Daria : Est-ce qu’on exporte les lois? Comment faire pour se mettre en accord avec la population locale ?
Michela Costanzi : C’est encore un sujet traité par Irad Markin. Les apoikoi, les Grecs qui partent pour fonder les colonies, emportent leur bagage culturel. Donc on a les mêmes lois. Ça devient compliqué quand on a des fondations mixtes, auquel cas il faut se mettre d’accord pour décider des lois à utiliser. C’est le cas de la fondation de Géla, fondée par des Crétois et des Rhodiens, deux cités totalement différentes. Donc ils décident d’utiliser les lois des uns et les coutumes des autres. Les populations locales n’ont probablement leur mot à dire dans l’établissement de la cité, mais quand elles sont intégrées, on adapte quelques us et coutumes, surtout en matière de religion car on a beaucoup d’éléments qui font voir un mélange des habitudes, des croyances, des adaptations des divinités grecques à des usages locaux. On le voit surtout dans les sanctuaires péri-urbains où les rencontres avec la population locale sont plus faciles. On a vu des caractéristiques qui tendent à rapprocher les divinités et les civilisations locales. On peut voir ces mélanges surtout dansle milieu religieux.
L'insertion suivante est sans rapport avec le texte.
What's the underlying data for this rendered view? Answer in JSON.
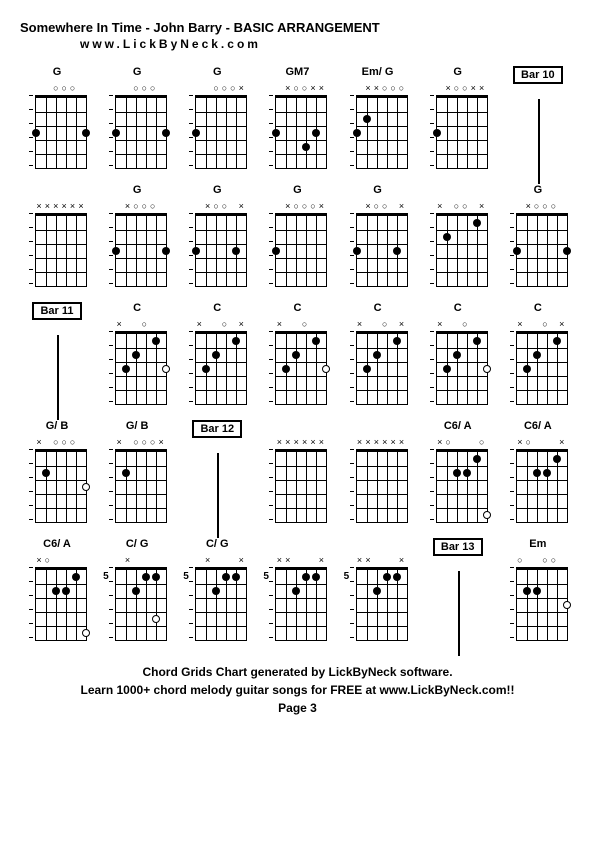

On le voit surtout vraiment dans les sanctuaires urbains qui sont plutôt des sanctuaires où les divinités grecques ne sont pas vénérées comme elles le sont dans le panthéon grec, mais plutôt dans le territoire, là où les populations locales grecques se rencontrent plus facilement, et qui présentent des caractéristiques particulières dans leurs représentations qui font penser plutôt à des caractéristiques qui servent à rapprocher ces divinités des populations locales. Il y a après des hybridations plus forte à l'époque hellénistique, mais si on parle de l'époque archaïque et de l'époque des fondations grecque de Sicile, là, on peut voir ces mélanges, ces hybridations, surtout dans le milieu religieux.
Daria : Quelles cités grecques ont fait le plus de colonies? Lesquelles ont été beaucoup plus importantes en terme de fondations ?
Michela Costanzi : Secondaires?
Daria : Oui tout à fait.
Michela Costanzi : Des sous-colonies. On les appelle comme ça, mais moi je n'aime pas ce terme. Vous savez, je n'ai jamais réfléchi à ça, je n'ai jamais compté. Mais toutes les cité grecques fondent un certain nombre de colonies. Syracuse fondent, par exemple, trois ou quatre colonies au moins, à l'époque archaïque parce qu'ensuite elle en fonde d'autres, par exemple, comme je vous le disais, Halaesa, est peut-être une fondation voulue par Syracuse aussi, mais à la fin du Ve siècle. A la fin du Ve siècle, Syracuse fonde d'autres colonies sur le continent de la Sicile même en mer érythrique. A l'époque archaïque, elle en fonde trois au moins, sinon pas plus. Parce qu'il faut après distinguer entre les cités fondées, mais il y aussi d'autres établissements dont on a les traces sur le terrain, au moins, mais pas forcément le nom de la cité parce que ces établissements ne sont jamais cités parce que ces établissements ne sont pas des vraies cités, mais quand même ce sont des établissements qui apparaissent dans le territoire après la disparition de Syracuse, dans le territoire de l'angle sud est de la Sicile. Megara Hyblaea, qui est fondée sur la cote est, va fonder une colonie tout à fait de l'autre côté vers la partie sud ouest de la Sicile, à côté presque des phéniciens, au contact même avec les phéniciens. Ce sont des choses très différentes. C'est à dire, on a des colonies qui sèment tout autour, qui fondent d'autres cités, et d'autres qui s'élargissent et fondent un peu plus loin, comme c'est le cas de Megara Hyblaea ou de Zancle qui a Messine sur l'angle nord est de la Sicile, qui va fonder sur la côte nord de la Sicile la colonie d'Hemera, connue pour la bataille de 480 et 407 av JC contre les carthaginois. Donc, parfois, on va très loin pour fonder des colonies, parfois on en fonde plusieurs tout autour. Ça dépend, c'est des situations très différentes. Mais toutes les cités, toutes les colonies directes que les grecs ont fondées en Sicile, ont fondé à leur tour un certain nombre de colonies. Gela fonde Agrigente. Agrigente n'est pas une colonie directe, en réalité c'est une colonie secondaire fondée par Gela.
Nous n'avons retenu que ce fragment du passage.